In terms of which price range produced the best results from its prices, I would have to say that the big winner is $50,000-99,999. It had a Price Index of 1.65 and a PPI (result) of 1.92. (And regression predicted only 1.46). Not bad at all.

I should caution you to take that result with a grain of salt, however. That price range contained the three best stakes winners of the entire group of 70,714 foals and 2,415 stakes winners (Zenyatta, Curlin, and English Channel). Without those three this range had a PPI of 1.72, still better than 1.65 but much closer to it.

And as for the $1,000,000+ group, the regression equation just about nailed it. It predicted a result of 4.54. The actual result was 4.60.

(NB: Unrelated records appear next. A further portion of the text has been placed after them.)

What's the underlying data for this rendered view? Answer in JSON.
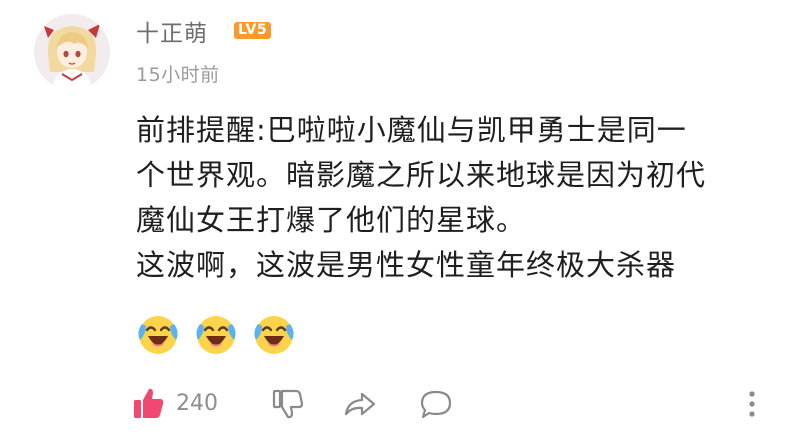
{
  "comment": {
    "username": "十正萌",
    "level_badge": "LV5",
    "timestamp": "15小时前",
    "content_lines": [
      "前排提醒:巴啦啦小魔仙与凯甲勇士是同一",
      "个世界观。暗影魔之所以来地球是因为初代",
      "魔仙女王打爆了他们的星球。",
      "这波啊，这波是男性女性童年终极大杀器"
    ],
    "emojis": [
      "laugh-cry-emoji",
      "laugh-cry-emoji",
      "laugh-cry-emoji"
    ]
  },
  "actions": {
    "like_count": "240",
    "icons": [
      "thumbs-up-icon",
      "thumbs-down-icon",
      "share-icon",
      "reply-icon",
      "more-icon"
    ]
  },
  "colors": {
    "like_accent": "#f0486f",
    "badge": "#fb9a2a",
    "username": "#6e6e6e",
    "meta": "#9a9a9a",
    "body_text": "#1f1f1f"
  }
}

Of course it is also possible that if I had the computing power to calculate all this as 70,714 individual pieces of data, regression analysis might have yielded a better and more accurate equation. I am not sure about this point. Any professional mathematicians out there care to enlighten me??????

David

If you want to send me an excel sheet with the data for the 70,714 foals (I think that there may be a 65,000 limit on excel though) with their price and PPI I’d be happy to run it through our symbolic regression program and send you back the best model to describe the relationship. It uses cloud computing to generate it, so it shouldn’t take long to find a model with decent correlation.

Byron.

Thank you for the offer. I do not know if it would be worth the effort. I do not have Excel. I do have a spreadsheet function in word processing that is limited to 65,536 units. Do not know if that function has the same capabilities as Excel. Could send you the 2,415 stakes winners with their prices and Performance Points. The remaining 68,299 could be summarized by using the maverage for the whole group (38.95 for the 26,976 foals sold for $100-9,999 who were not stakes winners, for example). All non stakes winners would have a result (PPI) of zero. Would that work????? Would that be worth the effort????

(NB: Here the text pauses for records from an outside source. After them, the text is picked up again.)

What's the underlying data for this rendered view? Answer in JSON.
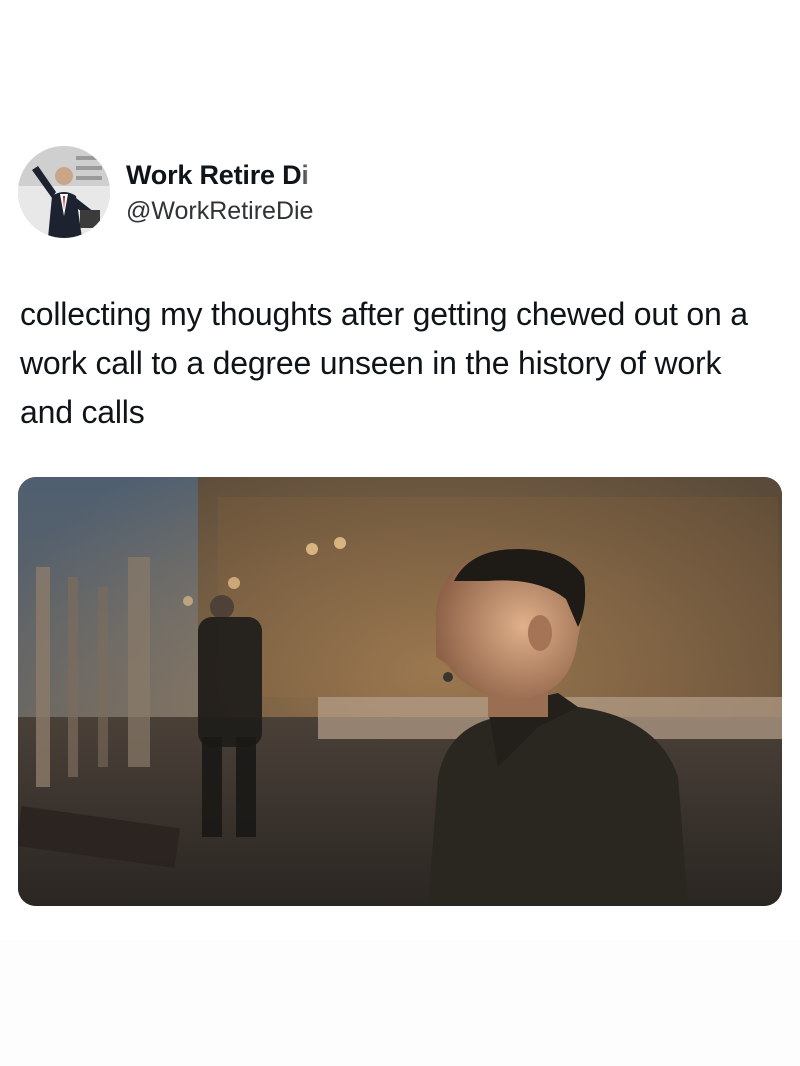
{
  "author": {
    "display_name": "Work Retire Di",
    "handle": "@WorkRetireDie",
    "avatar_icon": "profile-photo"
  },
  "tweet": {
    "text": "collecting my thoughts after getting chewed out on a work call to a degree unseen in the history of work and calls"
  },
  "media": {
    "type": "photo",
    "palette": {
      "sky": "#5a6a7a",
      "trees": "#5b4630",
      "ground": "#3a342e",
      "coat": "#2a2620",
      "skin": "#b88a6c",
      "hair": "#1e1a16"
    }
  }
}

I should add, it might be more interesting to add sex as a variable (1 for colts, 2 for fillies) as it could have an influence on the outcome given that high prices tend to be saturated with colts.

Byron,

Don’t bother responding to my last comment (unless you still want to). I won’t be needing to analyze 70,000+ pairs of data. The equation that satisfies almost all of my requirements is Y’ = .20 + 0.8X. Thanks for the input.